The most notable settlement on the river are the cities of Ostrava and Opava, named after the river. The river flows through the municipal territories of Vrbno pod Pradědem, Karlovice, Široká Niva, Nové Heřminovy, Zátor, Brantice, Krnov, Úvalno, Brumovice, Holasovice, Opava, Velké Hoštice, Kravaře, Štítina, Mokré Lazce, Háj ve Slezsku, Dolní Benešov, Kozmice, Dobroslavice, Děhylov, Hlučín and Ostrava.

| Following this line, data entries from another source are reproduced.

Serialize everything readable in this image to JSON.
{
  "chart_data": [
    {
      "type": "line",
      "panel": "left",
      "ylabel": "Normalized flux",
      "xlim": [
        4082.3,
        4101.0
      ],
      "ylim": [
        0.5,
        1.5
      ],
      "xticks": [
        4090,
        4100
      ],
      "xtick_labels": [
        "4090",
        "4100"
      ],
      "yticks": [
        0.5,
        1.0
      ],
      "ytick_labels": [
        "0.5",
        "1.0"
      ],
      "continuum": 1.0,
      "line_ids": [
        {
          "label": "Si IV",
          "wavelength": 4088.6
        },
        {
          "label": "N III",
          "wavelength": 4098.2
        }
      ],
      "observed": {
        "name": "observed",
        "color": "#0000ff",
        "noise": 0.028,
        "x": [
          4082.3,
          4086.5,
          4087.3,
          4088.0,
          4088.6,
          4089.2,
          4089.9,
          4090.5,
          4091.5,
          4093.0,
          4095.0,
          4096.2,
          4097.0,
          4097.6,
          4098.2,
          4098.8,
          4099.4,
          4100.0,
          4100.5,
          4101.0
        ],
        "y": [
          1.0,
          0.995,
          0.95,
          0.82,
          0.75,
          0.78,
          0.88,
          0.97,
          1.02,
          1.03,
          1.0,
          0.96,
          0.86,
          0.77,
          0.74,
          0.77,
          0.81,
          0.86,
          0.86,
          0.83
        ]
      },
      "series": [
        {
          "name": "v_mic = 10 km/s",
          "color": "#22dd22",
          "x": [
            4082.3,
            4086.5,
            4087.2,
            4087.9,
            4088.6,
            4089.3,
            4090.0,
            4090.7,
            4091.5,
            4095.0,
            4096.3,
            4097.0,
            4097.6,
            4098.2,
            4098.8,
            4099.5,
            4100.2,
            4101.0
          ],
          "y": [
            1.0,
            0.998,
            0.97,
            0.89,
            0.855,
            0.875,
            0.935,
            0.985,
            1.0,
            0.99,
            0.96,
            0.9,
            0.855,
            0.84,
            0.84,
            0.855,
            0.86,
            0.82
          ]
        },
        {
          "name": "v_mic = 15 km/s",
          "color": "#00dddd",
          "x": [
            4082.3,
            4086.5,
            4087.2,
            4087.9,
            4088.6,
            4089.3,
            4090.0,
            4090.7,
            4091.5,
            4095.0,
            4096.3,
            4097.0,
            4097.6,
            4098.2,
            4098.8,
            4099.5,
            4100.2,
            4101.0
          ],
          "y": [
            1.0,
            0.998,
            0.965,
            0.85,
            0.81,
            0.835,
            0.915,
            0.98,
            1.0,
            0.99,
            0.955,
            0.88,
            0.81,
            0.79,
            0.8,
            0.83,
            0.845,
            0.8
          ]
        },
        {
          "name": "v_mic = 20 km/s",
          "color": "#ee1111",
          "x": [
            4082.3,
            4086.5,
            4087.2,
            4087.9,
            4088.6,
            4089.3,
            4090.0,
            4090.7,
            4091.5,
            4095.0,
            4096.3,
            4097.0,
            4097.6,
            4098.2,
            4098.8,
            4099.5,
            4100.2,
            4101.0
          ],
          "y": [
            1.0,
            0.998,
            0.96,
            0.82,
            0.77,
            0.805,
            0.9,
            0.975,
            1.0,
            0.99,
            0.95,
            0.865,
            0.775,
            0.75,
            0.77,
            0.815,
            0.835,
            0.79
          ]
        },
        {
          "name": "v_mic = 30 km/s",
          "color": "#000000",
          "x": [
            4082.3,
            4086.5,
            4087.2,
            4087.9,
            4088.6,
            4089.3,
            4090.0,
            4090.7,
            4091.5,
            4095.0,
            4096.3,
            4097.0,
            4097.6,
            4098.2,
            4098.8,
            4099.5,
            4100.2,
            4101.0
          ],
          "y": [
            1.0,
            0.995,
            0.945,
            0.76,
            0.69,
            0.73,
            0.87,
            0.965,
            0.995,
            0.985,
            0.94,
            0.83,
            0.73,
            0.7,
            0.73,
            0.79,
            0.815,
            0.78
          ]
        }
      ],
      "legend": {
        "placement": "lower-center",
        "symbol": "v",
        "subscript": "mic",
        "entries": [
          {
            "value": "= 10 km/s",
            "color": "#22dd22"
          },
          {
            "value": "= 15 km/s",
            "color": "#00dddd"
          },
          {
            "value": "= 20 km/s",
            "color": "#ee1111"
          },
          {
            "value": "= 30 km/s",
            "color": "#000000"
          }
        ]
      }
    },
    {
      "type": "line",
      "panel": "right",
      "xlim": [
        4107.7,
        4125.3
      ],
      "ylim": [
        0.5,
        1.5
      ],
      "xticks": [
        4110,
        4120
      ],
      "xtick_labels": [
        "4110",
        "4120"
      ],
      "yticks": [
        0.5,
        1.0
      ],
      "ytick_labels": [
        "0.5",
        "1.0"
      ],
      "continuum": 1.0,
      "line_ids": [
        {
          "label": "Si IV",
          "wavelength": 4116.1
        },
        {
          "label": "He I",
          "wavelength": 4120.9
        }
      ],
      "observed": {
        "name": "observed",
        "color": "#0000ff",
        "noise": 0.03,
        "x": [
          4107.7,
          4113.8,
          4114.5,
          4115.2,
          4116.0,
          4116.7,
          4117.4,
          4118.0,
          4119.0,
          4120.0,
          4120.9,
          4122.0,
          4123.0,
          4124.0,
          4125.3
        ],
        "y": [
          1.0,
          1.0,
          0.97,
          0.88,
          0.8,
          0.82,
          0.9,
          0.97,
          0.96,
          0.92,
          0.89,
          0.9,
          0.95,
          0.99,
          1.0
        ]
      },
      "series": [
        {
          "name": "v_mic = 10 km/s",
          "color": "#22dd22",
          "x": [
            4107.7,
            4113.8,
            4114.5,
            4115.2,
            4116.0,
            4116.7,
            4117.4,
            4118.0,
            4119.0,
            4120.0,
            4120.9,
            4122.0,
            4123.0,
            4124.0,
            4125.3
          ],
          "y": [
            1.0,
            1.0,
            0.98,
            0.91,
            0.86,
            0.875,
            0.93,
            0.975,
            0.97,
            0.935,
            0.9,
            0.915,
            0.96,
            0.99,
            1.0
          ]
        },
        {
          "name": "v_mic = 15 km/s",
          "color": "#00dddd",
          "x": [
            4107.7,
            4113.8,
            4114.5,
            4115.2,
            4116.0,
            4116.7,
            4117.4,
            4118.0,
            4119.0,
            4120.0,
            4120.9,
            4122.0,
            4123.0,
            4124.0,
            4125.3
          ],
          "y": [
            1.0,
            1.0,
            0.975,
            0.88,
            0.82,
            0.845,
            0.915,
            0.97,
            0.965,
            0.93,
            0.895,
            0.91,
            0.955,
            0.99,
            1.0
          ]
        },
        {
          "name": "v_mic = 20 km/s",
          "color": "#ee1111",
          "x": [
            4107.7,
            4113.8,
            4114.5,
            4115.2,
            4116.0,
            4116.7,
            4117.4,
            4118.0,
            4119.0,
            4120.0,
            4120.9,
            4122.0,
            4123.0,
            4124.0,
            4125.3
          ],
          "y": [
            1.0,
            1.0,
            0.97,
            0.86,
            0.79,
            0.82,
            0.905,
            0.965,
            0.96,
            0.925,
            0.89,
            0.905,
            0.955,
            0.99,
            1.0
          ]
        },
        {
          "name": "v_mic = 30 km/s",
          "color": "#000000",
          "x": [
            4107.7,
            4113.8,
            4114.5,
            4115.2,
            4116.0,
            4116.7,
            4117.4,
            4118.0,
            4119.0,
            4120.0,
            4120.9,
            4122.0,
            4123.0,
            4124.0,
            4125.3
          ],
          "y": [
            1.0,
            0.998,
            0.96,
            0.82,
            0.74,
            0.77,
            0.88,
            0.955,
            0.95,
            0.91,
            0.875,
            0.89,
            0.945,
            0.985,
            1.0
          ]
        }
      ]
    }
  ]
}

In the section between Krnov and Opava, where the river forms most of the Czech-Polish state border, the river flows along the territory of Gmina Branice.

==Bodies of water==
There are no reservoirs and fishponds built directly on the Opava. There are 754 bodies of water in the basin area. The largest of them is the Slezská Harta Reservoir with an area of 840 ha.

==Fauna==
Common fish in the river include river trout, grayling and common barbel. Among the protected species of fish and lampreys are the common minnow, European bullhead, alpine bullhead and brook lamprey, occurring on the upper course of the river. Among the protected animal species occurring in the lower course of the river are the European crayfish, painter's mussel, swollen river mussel and duck mussel. The entire course of the river is also a nesting and hunting ground for the common kingfisher.

==Tourism==
The Opava is suitable for river tourism. The most popular part is the lower section of the river from Kravaře to Ostrava with a length of about 30 km, which is passable all year round and is suitable for less experienced paddlers.